There are defining events in all nations’ progressions. Often they are violent, such as the Battle of Britain or our own Civil War or the French Revolution. Sometimes they are just things that happen without death and destruction, such as the Smoot-Hawley trade bill which was the accelerant of the Great Depression, or the massive inflation of the Weimar Republic that led to the rise of Adolf Hitler.
When people point back in history 20 years from now, looking for the causes that led the United States into a period of economic decline and a significant erosion in our standard of living, the example most given will be the failure of President Obama and Congress to make the supercommittee work.
We are now functioning under a government on autopilot, leaderless but not without direction as the autopilot follows its very distinct course. The growth of the government and the advancing of the march of debt and deficits are locked in. The path is one where deficits will average $1 trillion for years to come, where the government as a percent of GDP will grow to European scale and where the debt will soon be a burden that will lead to some type of fiscal calamity, most likely hyperinflation and a seizing-up of our ability to sell our debt at a reasonable price.

How does this autopilot get turned off?
It is clear after the crash of the supercommittee and the disappearance of the president to Bali that the course is not going to be adjusted by those leaders who are supposedly elected and paid to make rational policy and avoid such things as the meltdown of our nation’s future prosperity.
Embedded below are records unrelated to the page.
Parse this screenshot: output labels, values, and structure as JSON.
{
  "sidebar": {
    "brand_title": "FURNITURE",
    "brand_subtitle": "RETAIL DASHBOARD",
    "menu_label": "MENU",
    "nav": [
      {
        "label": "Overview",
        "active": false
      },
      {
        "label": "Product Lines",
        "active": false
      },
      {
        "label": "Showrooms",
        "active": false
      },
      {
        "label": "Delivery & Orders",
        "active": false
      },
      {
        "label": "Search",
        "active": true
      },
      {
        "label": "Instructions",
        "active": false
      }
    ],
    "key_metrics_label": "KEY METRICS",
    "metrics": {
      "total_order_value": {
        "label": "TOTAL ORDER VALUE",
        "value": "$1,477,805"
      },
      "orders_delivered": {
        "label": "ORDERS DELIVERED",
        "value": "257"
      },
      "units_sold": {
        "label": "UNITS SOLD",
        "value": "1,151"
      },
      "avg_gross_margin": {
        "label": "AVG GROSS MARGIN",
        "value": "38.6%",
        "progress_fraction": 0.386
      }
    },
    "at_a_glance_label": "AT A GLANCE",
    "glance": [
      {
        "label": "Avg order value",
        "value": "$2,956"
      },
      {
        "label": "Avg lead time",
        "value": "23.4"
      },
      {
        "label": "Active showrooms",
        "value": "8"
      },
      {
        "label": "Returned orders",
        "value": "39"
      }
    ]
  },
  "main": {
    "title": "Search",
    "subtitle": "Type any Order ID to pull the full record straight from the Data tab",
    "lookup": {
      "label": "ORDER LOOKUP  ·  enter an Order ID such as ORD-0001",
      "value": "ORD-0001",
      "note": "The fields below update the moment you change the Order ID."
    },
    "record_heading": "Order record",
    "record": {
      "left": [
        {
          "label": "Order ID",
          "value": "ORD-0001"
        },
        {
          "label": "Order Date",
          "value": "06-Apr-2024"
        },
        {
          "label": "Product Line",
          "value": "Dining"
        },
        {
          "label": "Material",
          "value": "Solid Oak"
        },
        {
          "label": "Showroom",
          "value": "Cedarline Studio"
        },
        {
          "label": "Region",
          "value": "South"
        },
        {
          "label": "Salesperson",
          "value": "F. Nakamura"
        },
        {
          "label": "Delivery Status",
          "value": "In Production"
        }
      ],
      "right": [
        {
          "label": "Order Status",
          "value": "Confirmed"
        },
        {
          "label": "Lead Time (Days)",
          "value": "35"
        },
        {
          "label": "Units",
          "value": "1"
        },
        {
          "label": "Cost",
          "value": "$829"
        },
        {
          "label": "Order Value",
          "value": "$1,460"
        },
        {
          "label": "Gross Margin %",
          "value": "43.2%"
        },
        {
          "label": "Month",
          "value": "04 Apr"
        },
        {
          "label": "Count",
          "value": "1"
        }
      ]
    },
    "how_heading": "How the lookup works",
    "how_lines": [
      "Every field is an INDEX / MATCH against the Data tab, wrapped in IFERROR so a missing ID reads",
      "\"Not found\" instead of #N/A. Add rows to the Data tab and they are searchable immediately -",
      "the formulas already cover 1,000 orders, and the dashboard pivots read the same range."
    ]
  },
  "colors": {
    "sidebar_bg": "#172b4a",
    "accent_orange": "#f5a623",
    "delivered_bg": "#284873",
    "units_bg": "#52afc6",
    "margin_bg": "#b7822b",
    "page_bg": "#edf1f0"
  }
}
There is, of course, the Federal Reserve, but it too is becoming timid in the face of what is now a bipartisan bashing of its independence. It seems that for many elected personages it is a free shot to beat up on the Fed as a conspiratorial group dedicated to manipulating the lives of Americans in a manner that has caused most of the fiscal problems in our society.
This allows such personages to avoid looking in the mirror to assess blame. Thus, the Federal Reserve becomes cautious for fear that taking assertive action might lead to Congress actually doing a de facto takeover of the printing presses through “oversight.”
This leaves us with the people. There’s not a whole lot of hope there, given the tendency to demand more in services, especially when it affects you, than the country can afford. It’s hard to do the right thing if it means slowing the flow from the entitlement spigots.
Thus we must return to Congress.
Maybe it is time for the 37 senators and 100 House members who signed the important and thoughtful letters calling on the supercommittee to go for a big deal to step forward and turn off the autopilot.
That is a significant number of members of Congress. It is, for all intents and purposes, a working majority. They should consider convening as a group. They should probably do this in Philadelphia at Independence Hall to re-enforce the seriousness of their effort and the threat to the nation.

They should agree that they will not leave until they have reached an agreement that reduces the deficits and debt over the next 10 years by at least $4.5 trillion, because that is what is required to put our debt to gross domestic product ratio at a responsible and survivable level.
They should not call themselves Republicans or Democrats or organize as such but instead call themselves “Elected Representatives of a Free People and Great Nation” or the “Founders’ Movement.”
They should deliver on the true hopes that Americans have for their government, which is that it will protect them from avoidable chaos and pass on to our children a more prosperous and safer nation. It is their job. It is time for some rational people to take charge and do it. The names are already there on the letters. Now let’s ask them to follow through on their language with action that will give our people confidence in our nation.
Judd Gregg is a former governor and three-term senator from New Hampshire who served as chairman and ranking member of the Senate Budget Committee and as ranking member of the Senate Appropriations subcommittee on Foreign Operations. He also is an international adviser to Goldman Sachs.